For grocery and cold chain items specifically, dark stores increase in addition to micro-fulfillment centers. These solutions focus on technology and proximity so that grocery items are delivered fresh. Temperature monitoring and attention to detail with timing help combat food waste. Software solutions here focus on proper visibility into demand, as well as the ability to automate and track inventory.

The pitfalls

But, with this growth in e-commerce demands for the cold chain comes new problems.

For instance, shortages in product as well as labor puts added troubles on this sector, making inventory monitoring and visibility tracking crucial here. To the customer, these widespread problems are not at the forefront of their mind, and they expect timely and quality service despite these ongoing disruptions in the supply chain. Stoner explains that shoppers may want a local product but are unaware of where that product is located. These are issues retailers need to look out for.

Stoner also explains that customers feel more comfortable ordering big and heavy items, but expect the same type of delivery experience when it comes to smaller goods. This means shippers and retailers need to determine a streamlined manner of delivery for bulk items with quality service.

Another pitfall that is important to pay attention to when it comes to e-commerce is the reverse logistics aspect. Since online items are more likely to be returned, it is important for warehouses to have supreme technology and solutions in place to handle incoming items and restock them in a timely, safe and effective.

“Just as retailers strive to create an exceptional customer experience when products are delivered, the return process must be just as efficient and convenient,” Stoner says. “While omnichannel retailers are investing in solving for speed and flexibility to deliver products when and how customers want them, there is still work to be done to achieve the same process with returns and reverse logistics.”

For the cold food sector, it is less about accepting returns because the product will need to be discarded but the focus here is offering a fast and convenient method for customers to submit a claim for a refund. A cumbersome returns process can turn off possible returning customers.
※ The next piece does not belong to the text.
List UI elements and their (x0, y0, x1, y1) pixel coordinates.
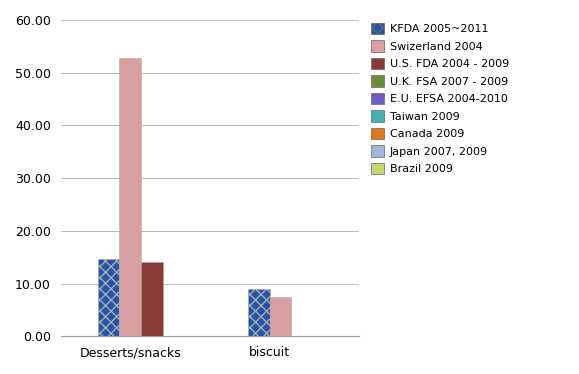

Unfortunately, the software and technological solutions needed to support the demand for e-commerce is often costly upfront, which pushes high level executives off the idea to adopt them.
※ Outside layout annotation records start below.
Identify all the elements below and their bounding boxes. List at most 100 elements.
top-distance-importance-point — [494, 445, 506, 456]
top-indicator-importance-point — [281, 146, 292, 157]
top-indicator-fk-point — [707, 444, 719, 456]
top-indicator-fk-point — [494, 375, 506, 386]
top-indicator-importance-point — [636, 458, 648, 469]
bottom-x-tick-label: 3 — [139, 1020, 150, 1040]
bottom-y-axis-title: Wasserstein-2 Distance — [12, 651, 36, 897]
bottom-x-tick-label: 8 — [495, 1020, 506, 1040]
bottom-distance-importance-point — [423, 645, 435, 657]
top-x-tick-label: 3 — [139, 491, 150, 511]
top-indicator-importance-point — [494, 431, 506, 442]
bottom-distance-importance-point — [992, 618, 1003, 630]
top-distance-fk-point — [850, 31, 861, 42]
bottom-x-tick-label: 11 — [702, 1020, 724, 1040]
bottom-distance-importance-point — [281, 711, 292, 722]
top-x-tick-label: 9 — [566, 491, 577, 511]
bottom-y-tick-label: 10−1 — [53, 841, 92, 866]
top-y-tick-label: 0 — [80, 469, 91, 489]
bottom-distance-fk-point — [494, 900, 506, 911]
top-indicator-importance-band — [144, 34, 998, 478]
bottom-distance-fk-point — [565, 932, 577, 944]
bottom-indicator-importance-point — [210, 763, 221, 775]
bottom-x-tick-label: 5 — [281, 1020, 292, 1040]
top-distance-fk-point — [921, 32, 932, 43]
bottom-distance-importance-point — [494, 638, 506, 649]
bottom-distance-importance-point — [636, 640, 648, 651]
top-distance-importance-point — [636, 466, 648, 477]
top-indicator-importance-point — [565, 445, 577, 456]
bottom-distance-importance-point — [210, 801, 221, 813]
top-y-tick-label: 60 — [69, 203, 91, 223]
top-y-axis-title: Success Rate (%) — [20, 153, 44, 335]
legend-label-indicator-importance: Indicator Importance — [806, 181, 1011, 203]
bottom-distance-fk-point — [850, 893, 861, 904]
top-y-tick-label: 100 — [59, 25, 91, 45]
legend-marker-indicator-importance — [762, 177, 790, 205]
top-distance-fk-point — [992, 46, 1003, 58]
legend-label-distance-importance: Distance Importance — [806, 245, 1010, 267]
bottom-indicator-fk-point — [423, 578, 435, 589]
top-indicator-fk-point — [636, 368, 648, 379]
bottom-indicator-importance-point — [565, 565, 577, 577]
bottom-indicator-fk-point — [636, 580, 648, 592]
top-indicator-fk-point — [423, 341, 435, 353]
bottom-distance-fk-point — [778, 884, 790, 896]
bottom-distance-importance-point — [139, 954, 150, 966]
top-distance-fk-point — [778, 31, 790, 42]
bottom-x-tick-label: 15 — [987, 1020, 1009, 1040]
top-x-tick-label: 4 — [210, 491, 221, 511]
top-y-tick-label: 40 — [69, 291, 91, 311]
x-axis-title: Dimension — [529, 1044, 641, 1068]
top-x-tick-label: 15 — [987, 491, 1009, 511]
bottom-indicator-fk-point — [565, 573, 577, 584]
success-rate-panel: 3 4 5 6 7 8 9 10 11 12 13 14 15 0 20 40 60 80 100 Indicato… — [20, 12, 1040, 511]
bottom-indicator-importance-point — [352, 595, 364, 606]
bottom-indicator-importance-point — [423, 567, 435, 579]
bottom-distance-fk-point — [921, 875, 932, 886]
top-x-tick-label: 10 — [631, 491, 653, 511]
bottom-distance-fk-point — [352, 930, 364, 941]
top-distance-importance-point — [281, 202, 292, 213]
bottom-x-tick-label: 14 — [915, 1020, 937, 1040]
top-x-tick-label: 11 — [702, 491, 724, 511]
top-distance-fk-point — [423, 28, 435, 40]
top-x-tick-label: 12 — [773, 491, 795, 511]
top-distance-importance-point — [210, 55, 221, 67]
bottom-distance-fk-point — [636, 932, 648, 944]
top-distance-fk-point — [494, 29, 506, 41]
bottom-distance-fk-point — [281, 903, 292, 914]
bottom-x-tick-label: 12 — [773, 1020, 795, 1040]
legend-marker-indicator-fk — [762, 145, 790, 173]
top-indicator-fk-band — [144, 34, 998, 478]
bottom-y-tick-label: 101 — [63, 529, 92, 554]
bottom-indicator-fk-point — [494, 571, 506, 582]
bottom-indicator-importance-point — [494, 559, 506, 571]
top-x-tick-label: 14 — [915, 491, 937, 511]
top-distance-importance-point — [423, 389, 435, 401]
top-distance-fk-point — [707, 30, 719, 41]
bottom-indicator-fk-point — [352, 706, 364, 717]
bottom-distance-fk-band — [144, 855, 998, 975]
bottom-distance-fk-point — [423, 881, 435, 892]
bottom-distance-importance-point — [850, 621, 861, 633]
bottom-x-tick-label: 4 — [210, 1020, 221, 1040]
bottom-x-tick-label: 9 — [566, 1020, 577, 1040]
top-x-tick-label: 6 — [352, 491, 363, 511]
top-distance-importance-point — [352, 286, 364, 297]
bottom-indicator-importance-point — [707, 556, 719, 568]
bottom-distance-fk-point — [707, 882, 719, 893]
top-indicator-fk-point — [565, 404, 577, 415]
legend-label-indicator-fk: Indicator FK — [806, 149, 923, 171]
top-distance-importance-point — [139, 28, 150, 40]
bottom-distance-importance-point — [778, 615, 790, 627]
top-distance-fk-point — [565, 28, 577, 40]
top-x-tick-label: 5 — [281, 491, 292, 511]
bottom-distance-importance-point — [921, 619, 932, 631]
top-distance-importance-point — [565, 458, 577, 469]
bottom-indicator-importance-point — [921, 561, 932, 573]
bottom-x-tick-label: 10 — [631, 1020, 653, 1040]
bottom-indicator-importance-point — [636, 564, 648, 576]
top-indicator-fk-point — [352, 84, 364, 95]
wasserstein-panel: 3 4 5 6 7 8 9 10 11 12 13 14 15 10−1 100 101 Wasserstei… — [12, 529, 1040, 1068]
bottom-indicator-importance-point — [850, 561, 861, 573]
“One challenge we are seeing with customers looking to improve their supply chain is a hesitancy to invest in improved software and automation technology due to the upfront costs and unpredictable ROI,” says Glynn. “Without reliable tracking, sorting and scanning capabilities, customers feel a lack of trust and control in the situation and warehouses become reliant on old-school methods of packing; something that has proven to slow fulfillment.

“As we enter the holiday season, companies are beginning to think about, and even implement, fulfillment solutions to meet peak demands. The issue is that a majority of companies are implementing solutions that require expensive, permanent infrastructure changes and aren’t scalable based on demand and employee count. Once peak season ends, many warehouses will be stuck with ‘solutions’ that are now a hindrance to workflow and financially irresponsible as they were built for higher volumes,” Glynn adds.

Moving forward, e-commerce solutions will continue to advance in inventory monitoring, location tracking and push faster and more flexible delivery options. The more demand and pressure from others creating as well as investing in these technologies will prompt others to follow suit. Retailers will implement forward-deployed inventory, same-day or scheduled delivery within a single dashboard.